Est-il vrai que le pauvre Holstein ait joué le rôle exorbitant que lui reproche notre auteur ? Est-il vrai que pendant quinze ans un sous-secrétaire d’État, un simple commis, un subalterne, ait été, sans qu’on s’en doutât, la toute-puissante Éminence grise, le mauvais génie de l’Allemagne ? On jugera sans doute cette peinture fort exagérée. On ne peut nier en histoire l’action des causes fortuites et des infiniment petits : il est ordinaire aux vaincus d’expliquer par là leurs malheurs. En réalité, il y avait en Europe une situation qui dépasse de beaucoup l’importance d’un chef de bureau. C’est la situation créée il y a cinquante ans, dans la galerie de Versailles, par la victoire de l’Allemagne. Le prince de Bülow s’est écrié un jour qu’on n’avait jamais vu à aucune époque de l’histoire tant de grands États subsister ensemble dans le monde. Cette situation était fragile : il devait venir un instant où l’équilibre serait rompu. Le jour où l’Allemagne, emportée par un vent de triomphe, après trois guerres victorieuses, ressuscita un nouvel Empire ; le jour où, enivrée de sa magnifique fortune, elle s’élança sur ses vaisseaux et commença de montrer son pavillon sur toutes les mers ; où dans le vertige de sa puissance, elle se mit à hausser la voix, à prendre le ton arrogant, à parler de « poudre sèche » et de « place au soleil ; » où elle intervint comme arbitre dans les affaires humaines, voulut avoir son avis sur tout, se mêla de tout, chicana sur tout, prétendit que rien ne se passât sur la surface de la planète sans qu’elle y eût à dire son mot ; lorsqu’elle apparut de tous côtés, démesurée, insinuante, exorbitante ou menaçante ; lorsque de puissance européenne elle devint puissance mondiale ; lorsqu’elle inquiéta à la fois la Russie et l’Angleterre ; lorsqu’on s’aperçut que toutes les précautions qu’on avait prises contre elle se tournaient à son avantage ; que la marque Made in Germany, imposée par les transports anglais, ne faisait que servir son industrie et son commerce ; qu’il n’y aurait bientôt plus de place que pour elle dans l’univers : à dater de ce jour-là, la guerre était inévitable. Bismarck, à partir de sa victoire, avait passé la fin de sa vie dans le « cauchemar des coalitions : » l’échéance arrivait. La coalition était faite.

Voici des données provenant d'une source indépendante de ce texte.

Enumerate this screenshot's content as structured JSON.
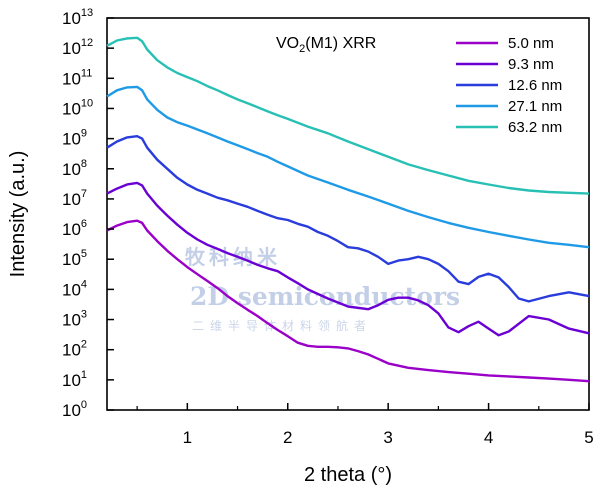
{
  "chart_data": {
    "type": "line",
    "title": "VO2(M1) XRR",
    "title_parts": {
      "base": "VO",
      "sub": "2",
      "rest": "(M1) XRR"
    },
    "xlabel": "2 theta (°)",
    "ylabel": "Intensity (a.u.)",
    "xlim": [
      0.2,
      5.0
    ],
    "ylim": [
      1,
      10000000000000.0
    ],
    "yscale": "log",
    "grid": false,
    "legend_position": "top-right",
    "x_ticks": [
      1,
      2,
      3,
      4,
      5
    ],
    "y_ticks": [
      {
        "base": "10",
        "exp": "0"
      },
      {
        "base": "10",
        "exp": "1"
      },
      {
        "base": "10",
        "exp": "2"
      },
      {
        "base": "10",
        "exp": "3"
      },
      {
        "base": "10",
        "exp": "4"
      },
      {
        "base": "10",
        "exp": "5"
      },
      {
        "base": "10",
        "exp": "6"
      },
      {
        "base": "10",
        "exp": "7"
      },
      {
        "base": "10",
        "exp": "8"
      },
      {
        "base": "10",
        "exp": "9"
      },
      {
        "base": "10",
        "exp": "10"
      },
      {
        "base": "10",
        "exp": "11"
      },
      {
        "base": "10",
        "exp": "12"
      },
      {
        "base": "10",
        "exp": "13"
      }
    ],
    "series": [
      {
        "name": "5.0 nm",
        "color": "#9a00c8",
        "x": [
          0.2,
          0.3,
          0.4,
          0.5,
          0.55,
          0.6,
          0.7,
          0.8,
          0.9,
          1.0,
          1.1,
          1.2,
          1.3,
          1.4,
          1.5,
          1.6,
          1.7,
          1.8,
          1.9,
          2.0,
          2.1,
          2.2,
          2.3,
          2.4,
          2.5,
          2.6,
          2.7,
          2.8,
          2.9,
          3.0,
          3.2,
          3.4,
          3.6,
          3.8,
          4.0,
          4.2,
          4.4,
          4.6,
          4.8,
          5.0
        ],
        "y": [
          900000.0,
          1300000.0,
          1700000.0,
          1900000.0,
          1600000.0,
          900000.0,
          400000.0,
          190000.0,
          100000.0,
          55000.0,
          32000.0,
          19000.0,
          11000.0,
          6000.0,
          3500.0,
          2100.0,
          1300.0,
          750.0,
          450.0,
          280.0,
          170.0,
          135.0,
          125.0,
          125.0,
          120.0,
          110.0,
          90.0,
          70.0,
          50.0,
          35.0,
          25.0,
          21.0,
          18.0,
          16.0,
          14.0,
          13.0,
          12.0,
          11.0,
          10.0,
          9
        ]
      },
      {
        "name": "9.3 nm",
        "color": "#6a00d4",
        "x": [
          0.2,
          0.3,
          0.4,
          0.5,
          0.55,
          0.6,
          0.7,
          0.8,
          0.9,
          1.0,
          1.1,
          1.2,
          1.3,
          1.4,
          1.5,
          1.6,
          1.7,
          1.8,
          1.9,
          2.0,
          2.1,
          2.2,
          2.4,
          2.6,
          2.8,
          2.9,
          3.0,
          3.1,
          3.2,
          3.3,
          3.4,
          3.5,
          3.6,
          3.7,
          3.8,
          3.9,
          4.0,
          4.1,
          4.2,
          4.4,
          4.6,
          4.8,
          5.0
        ],
        "y": [
          15000000.0,
          22000000.0,
          30000000.0,
          34000000.0,
          28000000.0,
          15000000.0,
          6000000.0,
          2800000.0,
          1400000.0,
          750000.0,
          450000.0,
          300000.0,
          220000.0,
          160000.0,
          120000.0,
          90000.0,
          65000.0,
          50000.0,
          40000.0,
          25000.0,
          16000.0,
          10000.0,
          5000.0,
          2700.0,
          2200.0,
          3000.0,
          4500.0,
          5300.0,
          5300.0,
          4300.0,
          3000.0,
          1600.0,
          550.0,
          380.0,
          600.0,
          850.0,
          500.0,
          300.0,
          400.0,
          1300.0,
          1000.0,
          500.0,
          350.0
        ]
      },
      {
        "name": "12.6 nm",
        "color": "#2a3cdc",
        "x": [
          0.2,
          0.3,
          0.4,
          0.5,
          0.55,
          0.6,
          0.7,
          0.8,
          0.9,
          1.0,
          1.1,
          1.2,
          1.3,
          1.4,
          1.5,
          1.6,
          1.7,
          1.8,
          1.9,
          2.0,
          2.1,
          2.2,
          2.3,
          2.4,
          2.5,
          2.6,
          2.7,
          2.8,
          2.9,
          3.0,
          3.1,
          3.2,
          3.3,
          3.4,
          3.5,
          3.6,
          3.7,
          3.8,
          3.9,
          4.0,
          4.1,
          4.2,
          4.3,
          4.4,
          4.6,
          4.8,
          5.0
        ],
        "y": [
          500000000.0,
          800000000.0,
          1100000000.0,
          1200000000.0,
          1000000000.0,
          500000000.0,
          200000000.0,
          100000000.0,
          50000000.0,
          30000000.0,
          20000000.0,
          15000000.0,
          11000000.0,
          9000000.0,
          7000000.0,
          5500000.0,
          4000000.0,
          3000000.0,
          2300000.0,
          2000000.0,
          1500000.0,
          1200000.0,
          800000.0,
          600000.0,
          400000.0,
          250000.0,
          230000.0,
          180000.0,
          120000.0,
          70000.0,
          90000.0,
          100000.0,
          120000.0,
          100000.0,
          70000.0,
          40000.0,
          18000.0,
          15000.0,
          26000.0,
          33000.0,
          25000.0,
          12000.0,
          5000.0,
          4000.0,
          6000.0,
          8000.0,
          6000.0
        ]
      },
      {
        "name": "27.1 nm",
        "color": "#1f9ae6",
        "x": [
          0.2,
          0.3,
          0.4,
          0.5,
          0.55,
          0.6,
          0.7,
          0.8,
          0.9,
          1.0,
          1.1,
          1.2,
          1.3,
          1.4,
          1.5,
          1.6,
          1.7,
          1.8,
          1.9,
          2.0,
          2.2,
          2.4,
          2.6,
          2.8,
          3.0,
          3.2,
          3.4,
          3.6,
          3.8,
          4.0,
          4.2,
          4.4,
          4.6,
          4.8,
          5.0
        ],
        "y": [
          25000000000.0,
          40000000000.0,
          50000000000.0,
          52000000000.0,
          40000000000.0,
          20000000000.0,
          9000000000.0,
          5000000000.0,
          3500000000.0,
          2700000000.0,
          2000000000.0,
          1500000000.0,
          1100000000.0,
          800000000.0,
          600000000.0,
          450000000.0,
          330000000.0,
          250000000.0,
          170000000.0,
          120000000.0,
          60000000.0,
          35000000.0,
          20000000.0,
          12000000.0,
          7000000.0,
          4000000.0,
          2500000.0,
          1600000.0,
          1100000.0,
          800000.0,
          600000.0,
          450000.0,
          350000.0,
          300000.0,
          250000.0
        ]
      },
      {
        "name": "63.2 nm",
        "color": "#28c0b4",
        "x": [
          0.2,
          0.3,
          0.4,
          0.5,
          0.55,
          0.6,
          0.7,
          0.8,
          0.9,
          1.0,
          1.1,
          1.2,
          1.3,
          1.4,
          1.5,
          1.6,
          1.7,
          1.8,
          1.9,
          2.0,
          2.2,
          2.4,
          2.6,
          2.8,
          3.0,
          3.2,
          3.4,
          3.6,
          3.8,
          4.0,
          4.2,
          4.4,
          4.6,
          4.8,
          5.0
        ],
        "y": [
          1200000000000.0,
          1800000000000.0,
          2100000000000.0,
          2200000000000.0,
          1700000000000.0,
          900000000000.0,
          400000000000.0,
          230000000000.0,
          150000000000.0,
          110000000000.0,
          80000000000.0,
          55000000000.0,
          40000000000.0,
          28000000000.0,
          20000000000.0,
          15000000000.0,
          11000000000.0,
          8000000000.0,
          6000000000.0,
          4500000000.0,
          2500000000.0,
          1500000000.0,
          800000000.0,
          450000000.0,
          250000000.0,
          140000000.0,
          90000000.0,
          60000000.0,
          40000000.0,
          30000000.0,
          23000000.0,
          19000000.0,
          17000000.0,
          16000000.0,
          15000000.0
        ]
      }
    ]
  },
  "watermark": {
    "line1": "牧科纳米",
    "line2": "2D semiconductors",
    "line3": "二维半导体材料领航者"
  }
}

« Bismarck ! s’écriait un jour le prince de Bülow à la tribune du Reichstag. Ah ! qui a fait comme moi de ses actes et de ses discours l’étude de toute sa vie, s’est convaincu que la force de cet homme d’État incomparable ne consistait pas dans les cliquetis d’éperons, dans le bruit des bottes de cuirassiers et dans la menace des rapières, mais dans un jugement infaillible des hommes et des choses. Mettre en dogmes le prince de Bismarck n’est pas devenu chez nous seulement une manie, mais une vraie calamité. Nous souffrons d’une maladie qui s’appelle la caricature du prince de Bismarck. » Le prince de Bülow devait mieux dire. Il devait dire que l’Allemagne était malade de Bismarck. Elle en a vécu, elle en meurt. Il y a une Némésis.

Louis Gillet.

  1. 2 vol. Berlin, Reimer Hobbing Edit.